Le portail du golf en Méditerranée
Jérémy Pern
Golf et environnement font-il bon ménage ?
Q
ue voulez-vous dire ?
J.P. : c’est un paradoxe. Dans certains cas, le golf est un acte très positif pour l’environnement. Ainsi, 100 hectares de golf utilisent moins d’eau que 100 hectares de maïs. Par contre, si on fait un golf dans la forêt de Fontainebleau, c’est différent ! En fait, tout dépend de l’endroit où l’on veut créer un parcours.

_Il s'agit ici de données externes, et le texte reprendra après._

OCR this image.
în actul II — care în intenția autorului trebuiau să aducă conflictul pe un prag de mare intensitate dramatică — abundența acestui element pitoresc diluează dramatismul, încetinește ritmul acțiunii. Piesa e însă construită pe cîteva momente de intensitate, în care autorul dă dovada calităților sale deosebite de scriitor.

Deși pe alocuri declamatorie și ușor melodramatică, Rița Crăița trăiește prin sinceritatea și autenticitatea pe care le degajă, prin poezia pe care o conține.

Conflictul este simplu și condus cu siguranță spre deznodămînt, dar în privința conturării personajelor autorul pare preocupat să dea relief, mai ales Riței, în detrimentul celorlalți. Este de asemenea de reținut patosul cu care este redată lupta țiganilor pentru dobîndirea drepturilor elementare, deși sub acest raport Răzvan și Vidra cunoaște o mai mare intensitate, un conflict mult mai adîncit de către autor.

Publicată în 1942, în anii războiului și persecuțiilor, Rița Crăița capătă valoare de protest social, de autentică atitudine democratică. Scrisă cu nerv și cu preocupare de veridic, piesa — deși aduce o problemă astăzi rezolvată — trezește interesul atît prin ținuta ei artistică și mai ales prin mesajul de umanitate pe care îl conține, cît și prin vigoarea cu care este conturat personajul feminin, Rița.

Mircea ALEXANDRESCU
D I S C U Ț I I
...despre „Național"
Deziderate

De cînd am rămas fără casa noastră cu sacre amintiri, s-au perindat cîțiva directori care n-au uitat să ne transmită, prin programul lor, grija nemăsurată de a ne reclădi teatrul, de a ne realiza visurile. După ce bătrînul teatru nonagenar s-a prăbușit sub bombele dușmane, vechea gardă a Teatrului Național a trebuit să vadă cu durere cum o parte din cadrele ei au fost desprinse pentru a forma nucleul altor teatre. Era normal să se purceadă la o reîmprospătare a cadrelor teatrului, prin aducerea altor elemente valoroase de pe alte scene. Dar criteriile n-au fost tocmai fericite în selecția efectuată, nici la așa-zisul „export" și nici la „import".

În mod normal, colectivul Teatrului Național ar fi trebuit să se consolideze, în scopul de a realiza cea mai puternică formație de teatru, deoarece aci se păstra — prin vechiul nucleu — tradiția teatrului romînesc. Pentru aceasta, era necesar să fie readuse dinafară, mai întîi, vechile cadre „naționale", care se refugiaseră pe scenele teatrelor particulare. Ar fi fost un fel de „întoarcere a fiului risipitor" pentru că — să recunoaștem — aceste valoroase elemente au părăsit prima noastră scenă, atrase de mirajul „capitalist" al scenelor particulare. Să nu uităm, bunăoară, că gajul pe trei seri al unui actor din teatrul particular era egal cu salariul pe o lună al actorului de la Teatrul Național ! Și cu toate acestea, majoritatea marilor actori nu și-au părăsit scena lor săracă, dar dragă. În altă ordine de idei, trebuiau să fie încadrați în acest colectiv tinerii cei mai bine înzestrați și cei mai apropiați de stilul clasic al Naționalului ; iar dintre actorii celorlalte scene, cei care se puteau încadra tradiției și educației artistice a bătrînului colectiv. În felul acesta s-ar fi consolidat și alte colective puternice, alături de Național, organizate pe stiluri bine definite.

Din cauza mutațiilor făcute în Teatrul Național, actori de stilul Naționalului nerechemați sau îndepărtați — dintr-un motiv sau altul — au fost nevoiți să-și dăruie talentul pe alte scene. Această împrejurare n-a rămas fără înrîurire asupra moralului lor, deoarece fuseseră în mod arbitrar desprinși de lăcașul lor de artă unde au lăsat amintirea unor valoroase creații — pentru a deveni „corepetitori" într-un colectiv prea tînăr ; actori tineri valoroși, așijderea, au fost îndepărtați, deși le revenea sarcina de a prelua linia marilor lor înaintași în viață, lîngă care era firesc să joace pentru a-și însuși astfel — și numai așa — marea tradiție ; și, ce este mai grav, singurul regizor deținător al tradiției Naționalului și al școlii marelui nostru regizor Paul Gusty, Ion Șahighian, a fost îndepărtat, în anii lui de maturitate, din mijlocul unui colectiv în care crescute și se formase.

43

Dans le contexte d’une agriculture intensive, il est évident que le golf est positif. Personnellement, quand je construis un golf, j’optimise les atouts environnementaux (marais par exemple) pour que qu’il soit à la fois plaisant pour les golfeurs et pour les défenseurs de l’environnement. Il y a une espèce d’hystérie collective contre le golf par manque de rigueur intellectuelle. Il existe de nombreux «talibans» pour qui tous les arguments sont bons pour s’opposer à tout changement de leur paysage. Or, tous les architectes de golf font le maximum pour améliorer l’environnement plutôt que le dégrader. S’il existe une zone boisée par exemple, je vais la conserver voire l’agrandir pour qu’elle devienne partie intégrante du parcours. Construire un golf, c’est aussi une question de responsabilité. Il y a un mois, je suis allé au Portugal, j’ai refusé un projet car le site avait une faune et une flore très riche. Et si l’on travaille dans des endroits très protégés, on le fait en collaboration étroite avec des écologues, des spécialistes. J’ai un projet dans les Pyrénées sur une zone Natura 2000, j’espère qu’un jour il aboutira.
Le golf participe-t-il au développement économique ?
J.P. : les golfs sont aujourd’hui au centre des zones urbaines. Ils sont devenus les parcs d’autrefois. Prenez l’exemple de Londres :les golfs, bâtis à la périphérie de la ville dans les années 1910-30, sont aujourd’hui entourés de maisons. Or dans ces zones urbaines où vivent de nombreux cadres, le golf, comme le théâtre, l’opéra, le centre commercial, fait partie de l’offre de loisirs. De même, le golf est devenue partie intégrante d’un projet de développement touristique. Si vous construisez une station balnéaire aujourd’hui, il faut qu’il y ait un golf. Si l’on veut caricaturer, mais pas tant que cela, le golf remplit aujourd’hui la même fonction que la piscine de l’hôtel, c’est un plus que l’on offre aux clients. L’Algarve, qui regroupent une quarantaine de parcours sur un petit territoire, reflète cette évolution. L’économie de l’Algarveest basée sur le golf au même titre que l’économie des Alpes françaises est basée sur le ski. Un parcours de golf, des résidences tourisique et un hôtel emploient beaucoup de monde, c’est un facteur évident de développement économique de l’industrie de loisirs. La même évolution est visible à Marrakech, où les projets de golfs fleurissent un peu partout. Le tout c’est de les maîtriser.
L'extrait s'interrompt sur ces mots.